Symboles de l’Etat malien : Kidal défie encore Bamako

Le 17 juillet 2019, la célébrissime localité de Kidal a encore fait parler d’elle en défiant Bamako. En effet, en marge de la visite d’un groupe de parlementaires de l’Assemblée nationale dans cette ville, des activistes se sont livrés à des actes de profanation des symboles de l’Etat malien. Ainsi, des drapeaux ont subi des autodafés ou encore été traînés dans la boue. A cela, il faut ajouter que des slogans favorables à l’Azawad, du nom de cette utopiste République, revendiquée, initialement par le Mouvement national de libération de l’Azawad (MNLA), ont été scandés au nez et à la barbe des « étrangers » venus de Bamako, c’est-à-dire les parlementaires de l’Assemblée nationale.

Le gouvernement malien a vite réagi en condamnant vigoureusement des actes de profanation des symboles de la République. Le MNLA, qui s’est rendu maître absolu des lieux par la force des armes, a, lui aussi, embouché la même trompette. Mieux, il dit se désolidariser « sans ambages de tout acte contraire à ses engagements pris dans le cadre de l’Accord de paix d’Alger, y compris ceux liés aux symboles de l’Etat dans la ville de Kidal ». Cet extrait du communiqué, signé par son porte-parole, révèle une chose. En effet, pendant que Bamako préfère appeler le chat par son nom, en qualifiant les actes posés par les activistes de la société civile de Kidal, d’atteintes gravissimes à la République, les indépendantistes usent d’euphémismes du genre  «comportement inapproprié à l’égard du Drapeau national ».

Le moins que l’on puisse dire, c’est que le vocabulaire employé par les maîtres absolus de Kidal n’est pas anodin.
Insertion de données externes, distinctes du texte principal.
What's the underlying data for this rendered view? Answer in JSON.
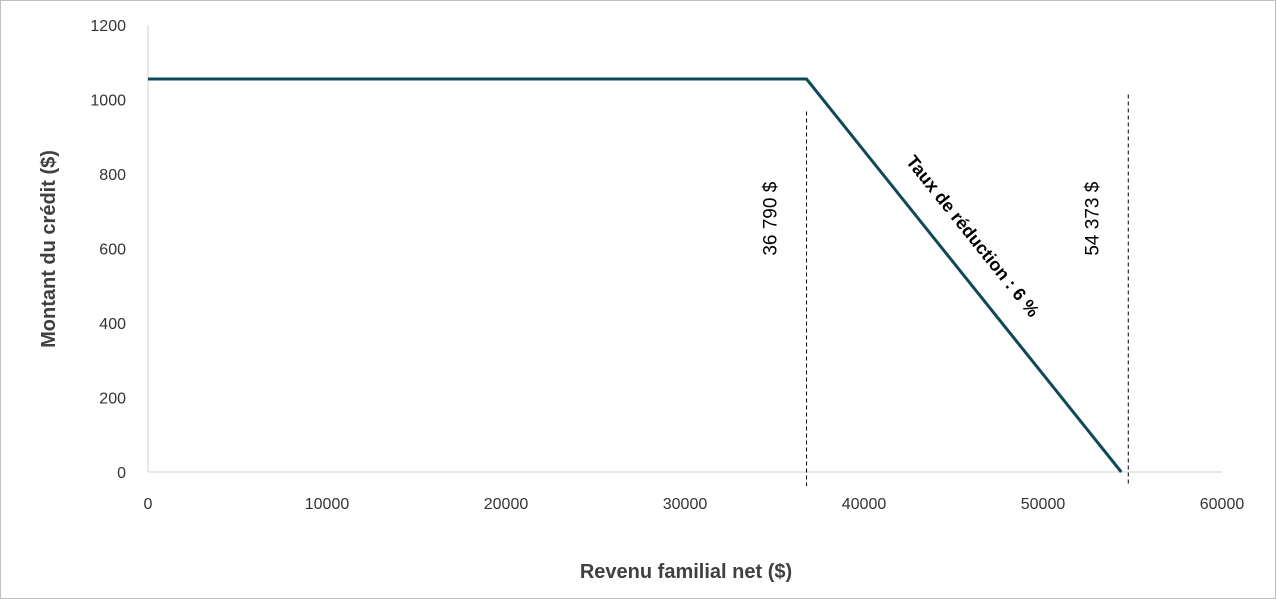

Il peut être décrypté comme traduisant une attitude de complaisance, voire de complicité avec les auteurs de ces actes de vandalisme.

Et quand les indépendantistes évoquent une « marche spontanée d’activistes de la société civile de Kidal », l’on peut avoir des raisons d’être dubitatif.

La première est que la visite des parlementaires de l’Assemblée nationale, qui a réveillé l’instinct indépendantiste des marcheurs, a été organisée de concert avec la CMA. Cette dernière avait donc les moyens d’éviter ce qu’elle qualifie de « comportement inapproprié».

La seconde raison est relative à la sincérité de la Coordination des mouvements de l’Azawad (CMA), quand on sait que la ville de Kidal est sous son emprise totale, et qu’absolument rien de grandiose ne peut s’y passer sans son consentement.  

En réalité, la CMA ne s’est jamais débarrassée de sa posture de mouvement indépendante. Mais comme elle ne peut plus l’afficher publiquement, accord de paix d’Alger oblige, elle fait porter cette revendication par d’autres structures. Et la meilleure manière de le faire sans courir le risque de se faire remonter les bretelles par la communauté internationale, est de passer par ce qu’elle appelle « activistes de la société civile ». Et l’on n’a pas besoin d’être versé dans l’art de décrypter les événements au second degré, pour savoir que derrière « les activistes de la société civile de Kidal » qui ont osé « déféquer dans le champ du chef » pour reprendre un proverbe africain, peut se cacher la CMA. Et l’autre nom de la CMA est le MNLA (Mouvement national de libération de l’Azawad).

En effet, il n’est un secret pour aucun Malien, le MNLA, principale composante de la CMA, n’a jamais fait mystère de sa volonté de soustraire le Nord-Mali de la République malienne pour en faire un Etat indépendant.

En tout cas, au-delà des simples condamnations de principe, le Mali et la communauté internationale doivent sanctionner les responsables de ses mouvements qui ne sont pas à leurs premiers coups de sabotage de la mise en œuvre de l’accord pour la paix et la réconciliation nationale issu du processus d’Alger dont ils sont signataires.